The second proposal establishes a parking policy that applies to "all employees and the Employer." Based on this wording and statements that the Union submitted prior to our earlier decision in this case, it is clear that the Union intends that the parking policies set forth in this proposal will apply to all personnel located at the Cherry Point installation. For example, the Union stated that it was seeking "to implement a fair for all parking policy." Reply Brief at 3. The Union further contended that:
There has been a standing practice since 1968 that Local Lodge 2297, the exclusive representative of the vast majority of employees in the Depot, would lead negotiations concerning parking. We have a vital interest in making sure no other unit negotiates a parking policy that would unduly penalize our unit members.
Statement of Position of the Union in Regards to Order Dated August 25, 1989, at 4.
Additionally, the Union stated:
[N]o other Union has disagreed with our proposal or concept of parking. . . . The Union is not primarily interested in special parking for Union officials, but rather is concerned for all unit and[,] yes, non-unit employees . . . .
Reply Brief at 4.
Proposal 2, as currently written and explained by the Union, is not consistent with a construction that limits its terms to employees who are in the Union's bargaining unit and non-supervisory employees who are not in any bargaining unit. As with Proposal 1, providing for such limitations would require substantive revision of this proposal, which is not the Authority's role. Because Proposal 2, as currently written, does not permit such a construction, we find that it is nonnegotiable based on the court's decision in Cherry Point. For the reasons expressed in conjunction with Proposal 1, we do not rule, in this case, on the negotiability of any proposal that may be presented in the future that is limited in scope to prescribing parking policies for employees in the Union's bargaining unit and non-supervisory personnel who are not represented in any bargaining unit.

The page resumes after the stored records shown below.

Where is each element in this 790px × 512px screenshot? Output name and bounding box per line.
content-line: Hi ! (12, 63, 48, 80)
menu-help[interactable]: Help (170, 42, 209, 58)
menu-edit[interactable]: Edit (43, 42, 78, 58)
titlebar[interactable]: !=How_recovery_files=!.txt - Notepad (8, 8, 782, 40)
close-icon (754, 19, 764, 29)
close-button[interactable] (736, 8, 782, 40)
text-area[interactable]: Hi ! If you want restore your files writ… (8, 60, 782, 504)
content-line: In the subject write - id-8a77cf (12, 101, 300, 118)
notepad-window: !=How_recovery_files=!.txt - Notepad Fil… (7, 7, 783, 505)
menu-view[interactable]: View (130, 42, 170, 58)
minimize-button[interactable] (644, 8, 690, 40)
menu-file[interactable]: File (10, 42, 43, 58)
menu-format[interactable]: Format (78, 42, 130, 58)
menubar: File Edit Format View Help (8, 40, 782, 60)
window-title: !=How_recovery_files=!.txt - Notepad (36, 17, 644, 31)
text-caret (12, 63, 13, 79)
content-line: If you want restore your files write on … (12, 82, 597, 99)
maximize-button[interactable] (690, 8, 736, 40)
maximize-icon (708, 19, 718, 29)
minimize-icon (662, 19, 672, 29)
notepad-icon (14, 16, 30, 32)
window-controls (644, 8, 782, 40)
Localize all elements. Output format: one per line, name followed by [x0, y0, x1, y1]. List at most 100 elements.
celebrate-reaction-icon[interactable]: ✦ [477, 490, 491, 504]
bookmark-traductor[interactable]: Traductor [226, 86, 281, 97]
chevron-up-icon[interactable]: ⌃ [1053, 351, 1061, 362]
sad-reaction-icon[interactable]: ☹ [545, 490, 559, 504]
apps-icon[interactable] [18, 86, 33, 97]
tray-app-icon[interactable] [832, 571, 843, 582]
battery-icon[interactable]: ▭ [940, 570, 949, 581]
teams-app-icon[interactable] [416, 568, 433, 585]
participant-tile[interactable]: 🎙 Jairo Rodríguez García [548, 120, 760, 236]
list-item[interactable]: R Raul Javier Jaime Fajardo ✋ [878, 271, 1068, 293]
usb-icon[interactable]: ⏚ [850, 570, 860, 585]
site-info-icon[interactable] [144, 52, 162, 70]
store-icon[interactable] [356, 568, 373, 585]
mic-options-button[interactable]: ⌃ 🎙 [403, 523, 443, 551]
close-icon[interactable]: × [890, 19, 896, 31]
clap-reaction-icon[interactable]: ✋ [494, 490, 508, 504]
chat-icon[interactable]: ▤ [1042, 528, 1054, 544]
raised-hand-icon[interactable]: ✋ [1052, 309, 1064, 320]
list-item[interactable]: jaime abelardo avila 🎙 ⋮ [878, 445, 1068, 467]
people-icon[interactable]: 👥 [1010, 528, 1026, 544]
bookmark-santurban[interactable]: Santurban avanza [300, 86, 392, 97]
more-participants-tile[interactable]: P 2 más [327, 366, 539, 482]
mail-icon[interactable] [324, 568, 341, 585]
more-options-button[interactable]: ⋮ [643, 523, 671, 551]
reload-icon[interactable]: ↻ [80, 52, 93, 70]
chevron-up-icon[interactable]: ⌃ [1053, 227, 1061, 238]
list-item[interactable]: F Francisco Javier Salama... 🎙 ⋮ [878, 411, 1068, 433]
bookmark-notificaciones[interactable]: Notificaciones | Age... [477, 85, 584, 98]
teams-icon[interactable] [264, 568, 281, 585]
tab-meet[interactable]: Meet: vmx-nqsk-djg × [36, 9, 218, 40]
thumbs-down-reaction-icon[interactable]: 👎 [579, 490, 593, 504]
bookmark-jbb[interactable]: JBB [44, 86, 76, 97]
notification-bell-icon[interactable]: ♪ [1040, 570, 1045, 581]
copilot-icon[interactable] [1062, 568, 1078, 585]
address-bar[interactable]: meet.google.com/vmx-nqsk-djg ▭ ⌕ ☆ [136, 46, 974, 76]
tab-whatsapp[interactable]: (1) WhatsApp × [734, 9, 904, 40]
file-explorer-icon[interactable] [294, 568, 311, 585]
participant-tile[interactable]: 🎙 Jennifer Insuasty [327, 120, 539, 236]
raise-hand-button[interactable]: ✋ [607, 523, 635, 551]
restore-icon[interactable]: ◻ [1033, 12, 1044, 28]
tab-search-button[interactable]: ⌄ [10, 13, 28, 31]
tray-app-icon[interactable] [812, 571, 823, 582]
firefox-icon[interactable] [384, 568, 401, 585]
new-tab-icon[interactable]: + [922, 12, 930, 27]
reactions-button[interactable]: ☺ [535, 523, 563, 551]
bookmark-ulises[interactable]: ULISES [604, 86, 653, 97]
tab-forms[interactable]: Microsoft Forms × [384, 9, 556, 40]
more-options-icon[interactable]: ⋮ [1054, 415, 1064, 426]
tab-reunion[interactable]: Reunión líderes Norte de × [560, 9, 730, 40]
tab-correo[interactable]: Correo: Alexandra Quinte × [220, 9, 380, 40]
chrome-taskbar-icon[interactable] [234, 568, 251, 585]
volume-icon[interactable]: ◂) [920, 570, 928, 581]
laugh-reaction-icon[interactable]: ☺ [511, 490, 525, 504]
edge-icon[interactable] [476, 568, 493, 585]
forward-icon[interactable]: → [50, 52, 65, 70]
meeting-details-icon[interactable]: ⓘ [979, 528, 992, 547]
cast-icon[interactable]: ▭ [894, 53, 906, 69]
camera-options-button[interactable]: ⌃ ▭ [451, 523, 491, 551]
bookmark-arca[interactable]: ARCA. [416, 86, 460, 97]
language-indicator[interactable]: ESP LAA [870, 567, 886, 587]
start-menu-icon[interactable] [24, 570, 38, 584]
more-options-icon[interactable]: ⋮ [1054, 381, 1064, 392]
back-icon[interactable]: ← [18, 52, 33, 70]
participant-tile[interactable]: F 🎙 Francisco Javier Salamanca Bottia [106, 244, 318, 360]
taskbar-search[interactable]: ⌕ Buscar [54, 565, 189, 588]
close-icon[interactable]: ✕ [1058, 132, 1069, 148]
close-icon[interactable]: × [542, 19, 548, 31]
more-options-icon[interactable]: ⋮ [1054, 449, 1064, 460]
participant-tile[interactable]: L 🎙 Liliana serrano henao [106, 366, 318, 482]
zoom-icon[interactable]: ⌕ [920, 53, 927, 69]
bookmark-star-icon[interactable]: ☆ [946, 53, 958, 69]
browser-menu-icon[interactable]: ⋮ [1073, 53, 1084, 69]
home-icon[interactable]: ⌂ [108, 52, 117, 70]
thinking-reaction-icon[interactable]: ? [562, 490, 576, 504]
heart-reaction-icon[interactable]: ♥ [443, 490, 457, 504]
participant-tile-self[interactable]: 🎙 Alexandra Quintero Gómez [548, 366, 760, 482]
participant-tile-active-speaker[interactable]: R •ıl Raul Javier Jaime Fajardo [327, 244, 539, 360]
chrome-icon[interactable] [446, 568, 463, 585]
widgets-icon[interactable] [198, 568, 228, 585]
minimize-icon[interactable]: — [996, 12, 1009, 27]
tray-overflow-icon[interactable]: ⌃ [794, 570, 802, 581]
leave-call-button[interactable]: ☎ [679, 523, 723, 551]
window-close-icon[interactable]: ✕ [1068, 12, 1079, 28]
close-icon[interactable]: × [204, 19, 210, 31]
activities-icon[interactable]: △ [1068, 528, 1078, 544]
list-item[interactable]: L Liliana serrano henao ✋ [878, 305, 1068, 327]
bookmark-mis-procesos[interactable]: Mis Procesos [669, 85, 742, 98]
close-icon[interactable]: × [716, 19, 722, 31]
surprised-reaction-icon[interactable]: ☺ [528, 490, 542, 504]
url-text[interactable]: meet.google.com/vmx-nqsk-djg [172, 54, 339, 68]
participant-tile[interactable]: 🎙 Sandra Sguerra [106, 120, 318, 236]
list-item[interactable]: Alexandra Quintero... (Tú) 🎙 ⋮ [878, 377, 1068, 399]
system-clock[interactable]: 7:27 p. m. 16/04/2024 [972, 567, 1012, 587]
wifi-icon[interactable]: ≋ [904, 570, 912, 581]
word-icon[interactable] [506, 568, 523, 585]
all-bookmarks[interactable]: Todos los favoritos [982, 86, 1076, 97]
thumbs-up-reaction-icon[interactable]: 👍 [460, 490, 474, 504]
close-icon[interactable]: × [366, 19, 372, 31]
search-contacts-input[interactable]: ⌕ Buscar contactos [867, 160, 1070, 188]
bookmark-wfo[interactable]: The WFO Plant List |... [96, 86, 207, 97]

In summary, we conclude that based on the court's decision in Cherry Point, Proposals 1 and 2 are not within the duty to bargain. Because neither proposal permits limitation of its terms to employees in the Union's bargaining unit and non-unit, non-supervisory personnel, we do not address "whether the 'vitally affects' test is satisfied with respect to those persons . . . ." Cherry Point, 952 F.2d at 1443.
The petition for review is dismissed.
(If blank, the decision does not have footnotes.)
1/ In our earlier decision, we concluded that this subsection was nonnegotiable because it was inconsistent with a Governemnt-wide regulation. Our decision as to this subsection was not appealed. Therefore, the negotiability of this subsection is no longer at issue before us.
2/ In its submissions, the Union used the designation "Marine
Corps Air Station" or "Air Station" to refer to the Cherry Point
installation. As noted in the earlier decision in this case, the
Naval Aviation Depot and the U.S. Naval Hospital are tenant
activities of the Marine Corps Air Station. 38 FLRA at 1453.